Jim signed a new deal for $10 million with the Toronto maple leafs. THe terms of the contract were 1 million immediately and 800,000 per year for the next 5 years (first payment after 1 year) and $1 million per year for the next 5 years (first payment at year 6). If jim's interest rate is 8% per year, how much is his contract worth at the time of the signing?
An Excel spreadsheet is very helpful for these types of calculations.
(in thousands for brevity):
PV = 1000 + 800/(1.08) + 800/1.08)^2 + 800/(1.08)^3 + .... 1000/(1.08)^10
To determine the present value of Jim's contract at the time of signing, we need to calculate the present values of the future cash flows and add them up.
The immediate payment of $1 million does not need to be discounted since it is received immediately. Therefore, the present value of the immediate payment is $1 million.
For the next 5 years (years 1 to 5), Jim will receive $800,000 per year, with the first payment being received at the end of year 1. This is an annuity with a future value of $800,000 per year, an interest rate of 8%, and a duration of 5 years. We can use the formula for the present value of an ordinary annuity to calculate the present value of these cash flows:
PV = PMT * (1 - (1 + r)^-n) / r,
where PV is the present value, PMT is the payment per period, r is the interest rate per period (in this case, 8% or 0.08), and n is the number of periods (in this case, 5).

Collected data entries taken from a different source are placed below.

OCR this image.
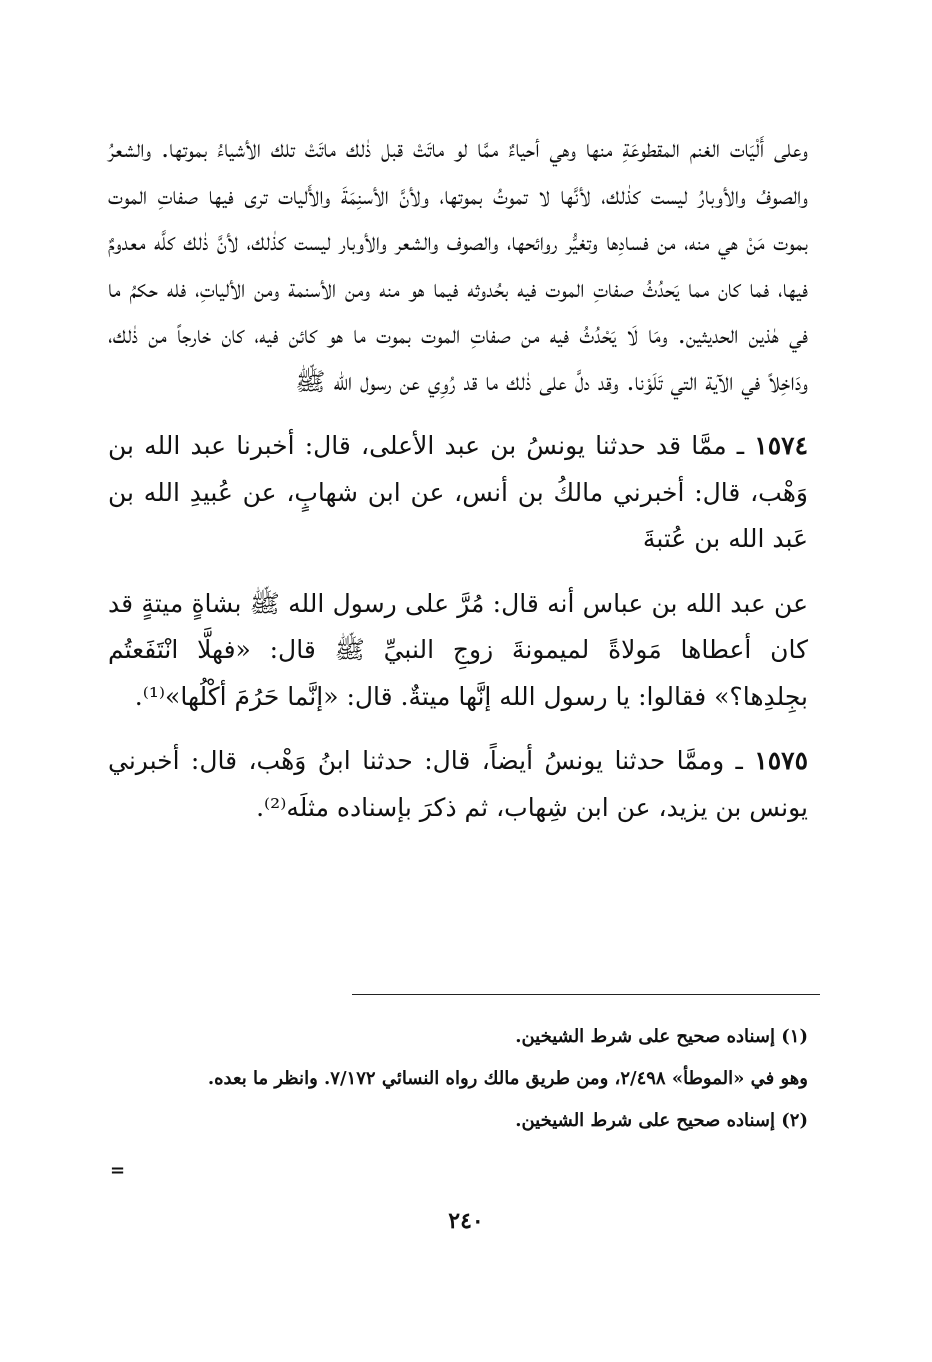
وعلى أَلْيَات الغنم المقطوعَةِ منها وهي أحياءٌ ممَّا لو ماتَتْ قبل ذٰلك ماتَتْ تلك الأشياءُ بموتها. والشعرُ والصوفُ والأوبارُ ليست كذٰلك، لأنَّها لا تموتُ بموتها، ولأنَّ الأسنِمَةَ والأَليات ترى فيها صفاتِ الموت بموت مَنْ هي منه، من فسادِها وتغيُّر روائحها، والصوف والشعر والأوبار ليست كذٰلك، لأنَّ ذٰلك كلَّه معدومٌ فيها، فما كان مما يَحدُثُ صفاتِ الموت فيه بحُدوثه فيما هو منه ومن الأسنمة ومن الألياتِ، فله حكمُ ما في هٰذين الحديثين. ومَا لَا يَحْدُثُ فيه من صفاتِ الموت بموت ما هو كائن فيه، كان خارجاً من ذٰلك، ودَاخِلاً في الآية التي تَلَوْنا. وقد دلَّ على ذٰلك ما قد رُوِي عن رسول الله ﷺ

١٥٧٤ ـ ممَّا قد حدثنا يونسُ بن عبد الأعلى، قال: أخبرنا عبد الله بن وَهْب، قال: أخبرني مالكُ بن أنس، عن ابن شهابٍ، عن عُبيدِ الله بن عَبد الله بن عُتبةَ

عن عبد الله بن عباس أنه قال: مُرَّ على رسول الله ﷺ بشاةٍ ميتةٍ قد كان أعطاها مَولاةً لميمونةَ زوجِ النبيِّ ﷺ قال: «فهلَّا انْتَفَعتُم بجِلدِها؟» فقالوا: يا رسول الله إنَّها ميتةٌ. قال: «إنَّما حَرُمَ أكْلُها»⁽¹⁾.

١٥٧٥ ـ وممَّا حدثنا يونسُ أيضاً، قال: حدثنا ابنُ وَهْب، قال: أخبرني يونس بن يزيد، عن ابن شِهاب، ثم ذكرَ بإسناده مثلَه⁽²⁾.

(١) إسناده صحيح على شرط الشيخين.

وهو في «الموطأ» ٢/٤٩٨، ومن طريق مالك رواه النسائي ٧/١٧٢. وانظر ما بعده.

(٢) إسناده صحيح على شرط الشيخين.

=
٢٤٠
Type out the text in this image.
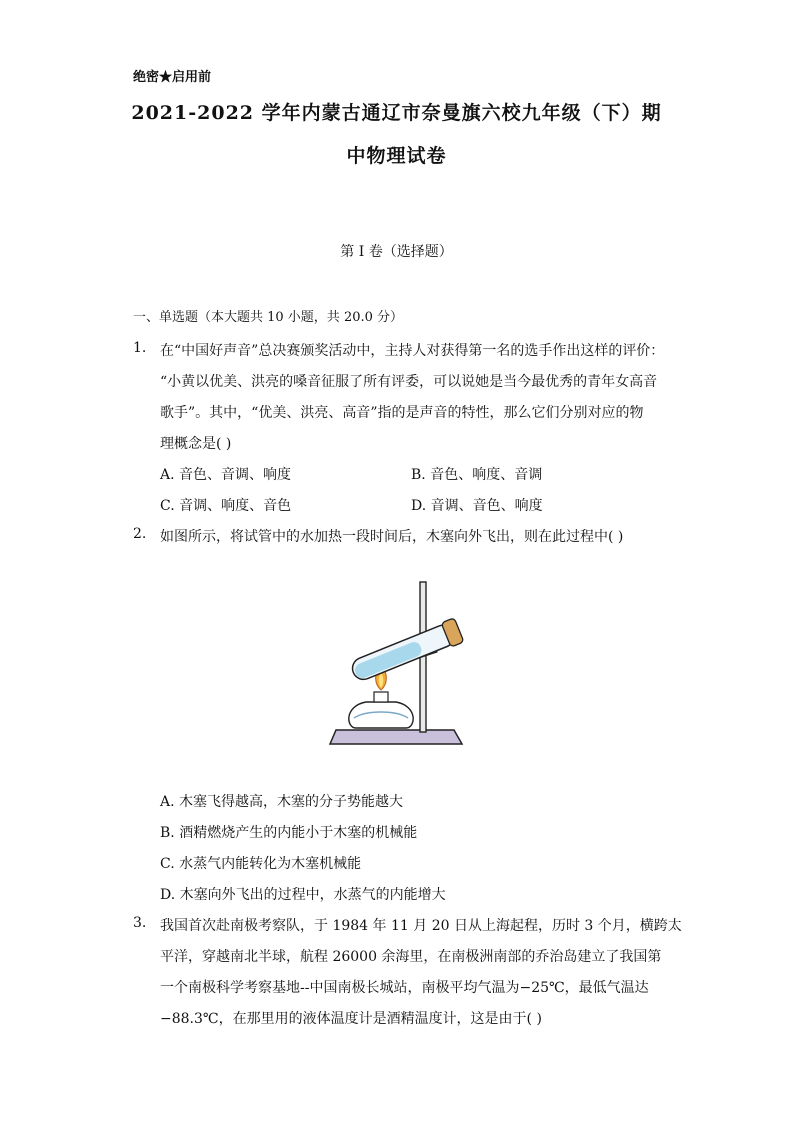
绝密★启用前
2021-2022 学年内蒙古通辽市奈曼旗六校九年级（下）期
中物理试卷
第 I 卷（选择题）
一、单选题（本大题共 10 小题，共 20.0 分）
1. 在“中国好声音”总决赛颁奖活动中，主持人对获得第一名的选手作出这样的评价：
“小黄以优美、洪亮的嗓音征服了所有评委，可以说她是当今最优秀的青年女高音
歌手”。其中，“优美、洪亮、高音”指的是声音的特性，那么它们分别对应的物
理概念是( )
A. 音色、音调、响度	B. 音色、响度、音调
C. 音调、响度、音色	D. 音调、音色、响度
2. 如图所示，将试管中的水加热一段时间后，木塞向外飞出，则在此过程中( )
A. 木塞飞得越高，木塞的分子势能越大
B. 酒精燃烧产生的内能小于木塞的机械能
C. 水蒸气内能转化为木塞机械能
D. 木塞向外飞出的过程中，水蒸气的内能增大
3. 我国首次赴南极考察队，于 1984 年 11 月 20 日从上海起程，历时 3 个月，横跨太
平洋，穿越南北半球，航程 26000 余海里，在南极洲南部的乔治岛建立了我国第
一个南极科学考察基地--中国南极长城站，南极平均气温为−25℃，最低气温达
−88.3℃，在那里用的液体温度计是酒精温度计，这是由于( )
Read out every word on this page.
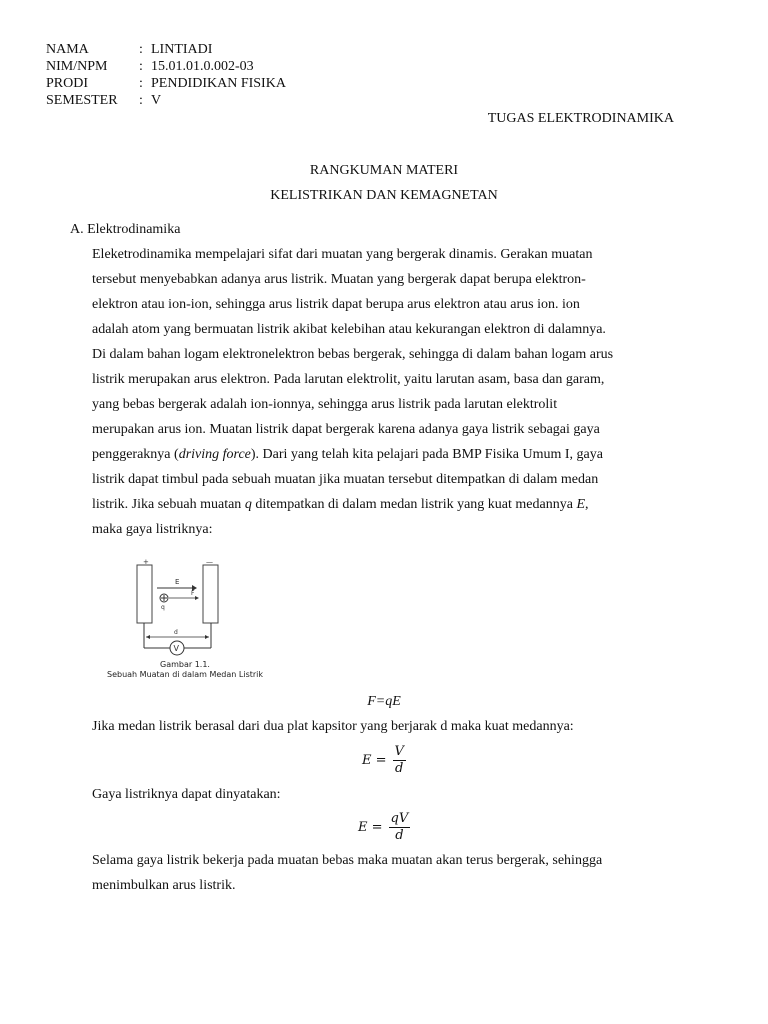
NAMA	: LINTIADI
NIM/NPM : 15.01.01.0.002-03
PRODI	: PENDIDIKAN FISIKA
SEMESTER : V
TUGAS ELEKTRODINAMIKA
RANGKUMAN MATERI
KELISTRIKAN DAN KEMAGNETAN
A. Elektrodinamika
Eleketrodinamika mempelajari sifat dari muatan yang bergerak dinamis. Gerakan muatan
tersebut menyebabkan adanya arus listrik. Muatan yang bergerak dapat berupa elektron-
elektron atau ion-ion, sehingga arus listrik dapat berupa arus elektron atau arus ion. ion
adalah atom yang bermuatan listrik akibat kelebihan atau kekurangan elektron di dalamnya.
Di dalam bahan logam elektronelektron bebas bergerak, sehingga di dalam bahan logam arus
listrik merupakan arus elektron. Pada larutan elektrolit, yaitu larutan asam, basa dan garam,
yang bebas bergerak adalah ion-ionnya, sehingga arus listrik pada larutan elektrolit
merupakan arus ion. Muatan listrik dapat bergerak karena adanya gaya listrik sebagai gaya
penggeraknya (driving force). Dari yang telah kita pelajari pada BMP Fisika Umum I, gaya
listrik dapat timbul pada sebuah muatan jika muatan tersebut ditempatkan di dalam medan
listrik. Jika sebuah muatan q ditempatkan di dalam medan listrik yang kuat medannya E,
maka gaya listriknya:
+	—
E
F
q
V
d
Gambar 1.1.
Sebuah Muatan di dalam Medan Listrik
F=qE
Jika medan listrik berasal dari dua plat kapsitor yang berjarak d maka kuat medannya:
$E = \frac{V}{d}$
Gaya listriknya dapat dinyatakan:
$E = \frac{qV}{d}$
Selama gaya listrik bekerja pada muatan bebas maka muatan akan terus bergerak, sehingga
menimbulkan arus listrik.
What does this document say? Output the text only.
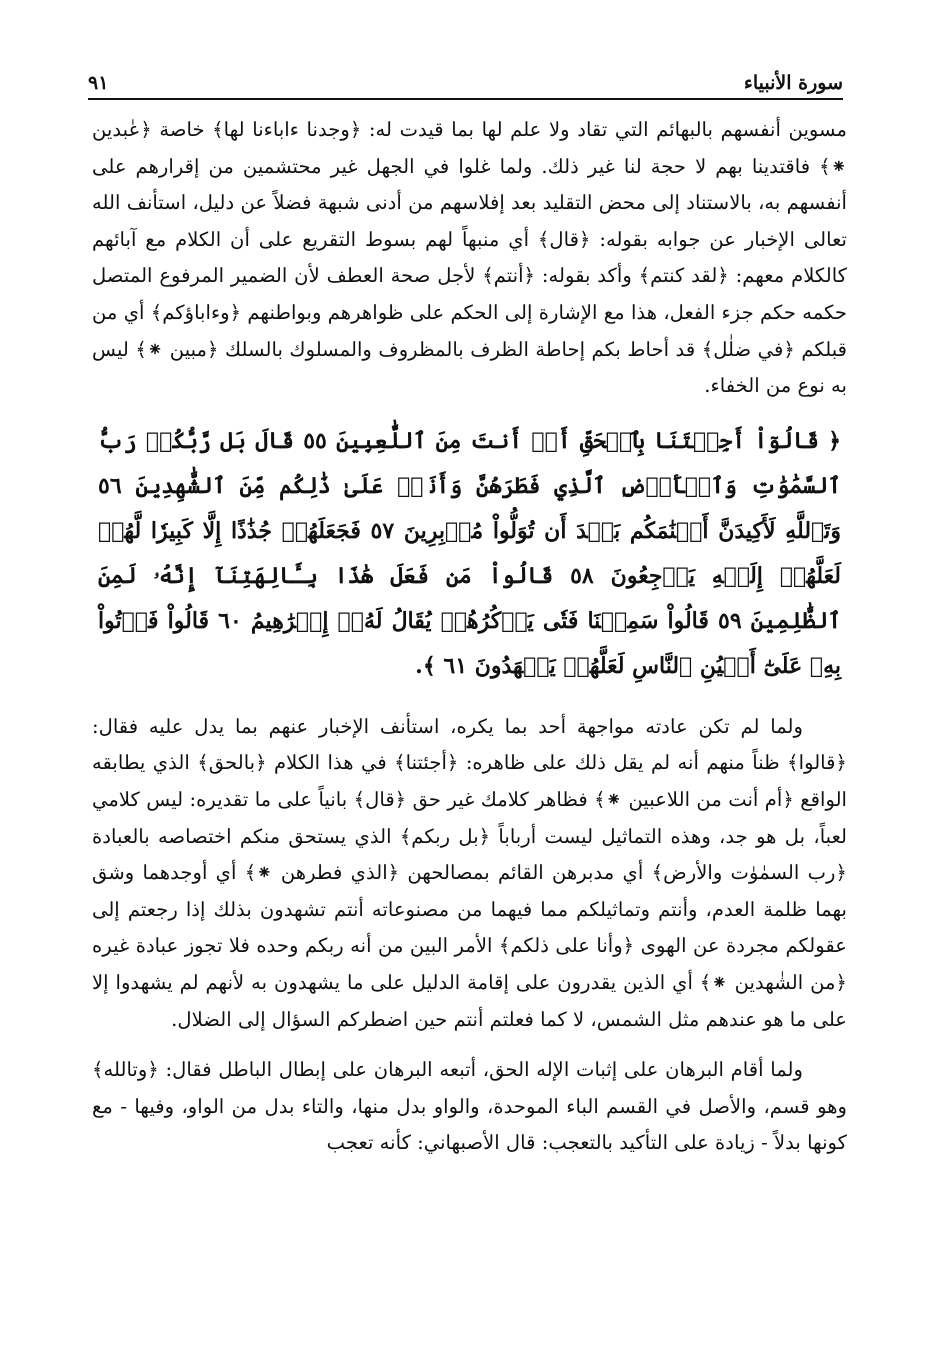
سورة الأنبياء
٩١

مسوين أنفسهم بالبهائم التي تقاد ولا علم لها بما قيدت له: ﴿وجدنا ءاباءنا لها﴾ خاصة ﴿عٰبدين ⁕﴾ فاقتدينا بهم لا حجة لنا غير ذلك. ولما غلوا في الجهل غير محتشمين من إقرارهم على أنفسهم به، بالاستناد إلى محض التقليد بعد إفلاسهم من أدنى شبهة فضلاً عن دليل، استأنف الله تعالى الإخبار عن جوابه بقوله: ﴿قال﴾ أي منبهاً لهم بسوط التقريع على أن الكلام مع آبائهم كالكلام معهم: ﴿لقد كنتم﴾ وأكد بقوله: ﴿أنتم﴾ لأجل صحة العطف لأن الضمير المرفوع المتصل حكمه حكم جزء الفعل، هذا مع الإشارة إلى الحكم على ظواهرهم وبواطنهم ﴿وءاباؤكم﴾ أي من قبلكم ﴿في ضلٰل﴾ قد أحاط بكم إحاطة الظرف بالمظروف والمسلوك بالسلك ﴿مبين ⁕﴾ ليس به نوع من الخفاء.

﴿ قَالُوٓاْ أَجِئۡتَنَا بِٱلۡحَقِّ أَمۡ أَنتَ مِنَ ٱللَّٰعِبِينَ ٥٥ قَالَ بَل رَّبُّكُمۡ رَبُّ ٱلسَّمَٰوَٰتِ وَٱلۡأَرۡضِ ٱلَّذِي فَطَرَهُنَّ وَأَنَا۠ عَلَىٰ ذَٰلِكُم مِّنَ ٱلشَّٰهِدِينَ ٥٦ وَتَٱللَّهِ لَأَكِيدَنَّ أَصۡنَٰمَكُم بَعۡدَ أَن تُوَلُّواْ مُدۡبِرِينَ ٥٧ فَجَعَلَهُمۡ جُذَٰذًا إِلَّا كَبِيرٗا لَّهُمۡ لَعَلَّهُمۡ إِلَيۡهِ يَرۡجِعُونَ ٥٨ قَالُواْ مَن فَعَلَ هَٰذَا بِـَٔالِهَتِنَآ إِنَّهُۥ لَمِنَ ٱلظَّٰلِمِينَ ٥٩ قَالُواْ سَمِعۡنَا فَتٗى يَذۡكُرُهُمۡ يُقَالُ لَهُۥٓ إِبۡرَٰهِيمُ ٦٠ قَالُواْ فَأۡتُواْ بِهِۦ عَلَىٰٓ أَعۡيُنِ ٱلنَّاسِ لَعَلَّهُمۡ يَشۡهَدُونَ ٦١ ﴾.

ولما لم تكن عادته مواجهة أحد بما يكره، استأنف الإخبار عنهم بما يدل عليه فقال: ﴿قالوا﴾ ظناً منهم أنه لم يقل ذلك على ظاهره: ﴿أجئتنا﴾ في هذا الكلام ﴿بالحق﴾ الذي يطابقه الواقع ﴿أم أنت من اللاعبين ⁕﴾ فظاهر كلامك غير حق ﴿قال﴾ بانياً على ما تقديره: ليس كلامي لعباً، بل هو جد، وهذه التماثيل ليست أرباباً ﴿بل ربكم﴾ الذي يستحق منكم اختصاصه بالعبادة ﴿رب السمٰوٰت والأرض﴾ أي مدبرهن القائم بمصالحهن ﴿الذي فطرهن ⁕﴾ أي أوجدهما وشق بهما ظلمة العدم، وأنتم وتماثيلكم مما فيهما من مصنوعاته أنتم تشهدون بذلك إذا رجعتم إلى عقولكم مجردة عن الهوى ﴿وأنا على ذلكم﴾ الأمر البين من أنه ربكم وحده فلا تجوز عبادة غيره ﴿من الشٰهدين ⁕﴾ أي الذين يقدرون على إقامة الدليل على ما يشهدون به لأنهم لم يشهدوا إلا على ما هو عندهم مثل الشمس، لا كما فعلتم أنتم حين اضطركم السؤال إلى الضلال.

ولما أقام البرهان على إثبات الإله الحق، أتبعه البرهان على إبطال الباطل فقال: ﴿وتالله﴾وهو قسم، والأصل في القسم الباء الموحدة، والواو بدل منها، والتاء بدل من الواو، وفيها - مع كونها بدلاً - زيادة على التأكيد بالتعجب: قال الأصبهاني: كأنه تعجب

Using this formula, the present value of the annuity is:
PV = $800,000 * (1 - (1 + 0.08)^-5) / 0.08.
Calculating this value gives us a present value of approximately $3,097,287.83.
For the next 5 years (years 6 to 10), Jim will receive $1 million per year, with the first payment being received at the end of year 6. Again, this is an annuity with a future value of $1 million per year, an interest rate of 8%, and a duration of 5 years. Using the same formula as before, the present value of this annuity is:
PV = $1,000,000 * (1 - (1 + 0.08)^-5) / 0.08.
Calculating this value gives us a present value of approximately $3,868,702.88.
Finally, to find the total present value of Jim's contract, we add up the present values of the immediate payment, the annuity from years 1 to 5, and the annuity from years 6 to 10:
Total present value = $1 million + $3,097,288 + $3,868,703.
Calculating this gives us a total present value of approximately $7,965,991.71.
Therefore, Jim's contract is worth approximately $7,965,991.71 at the time of signing.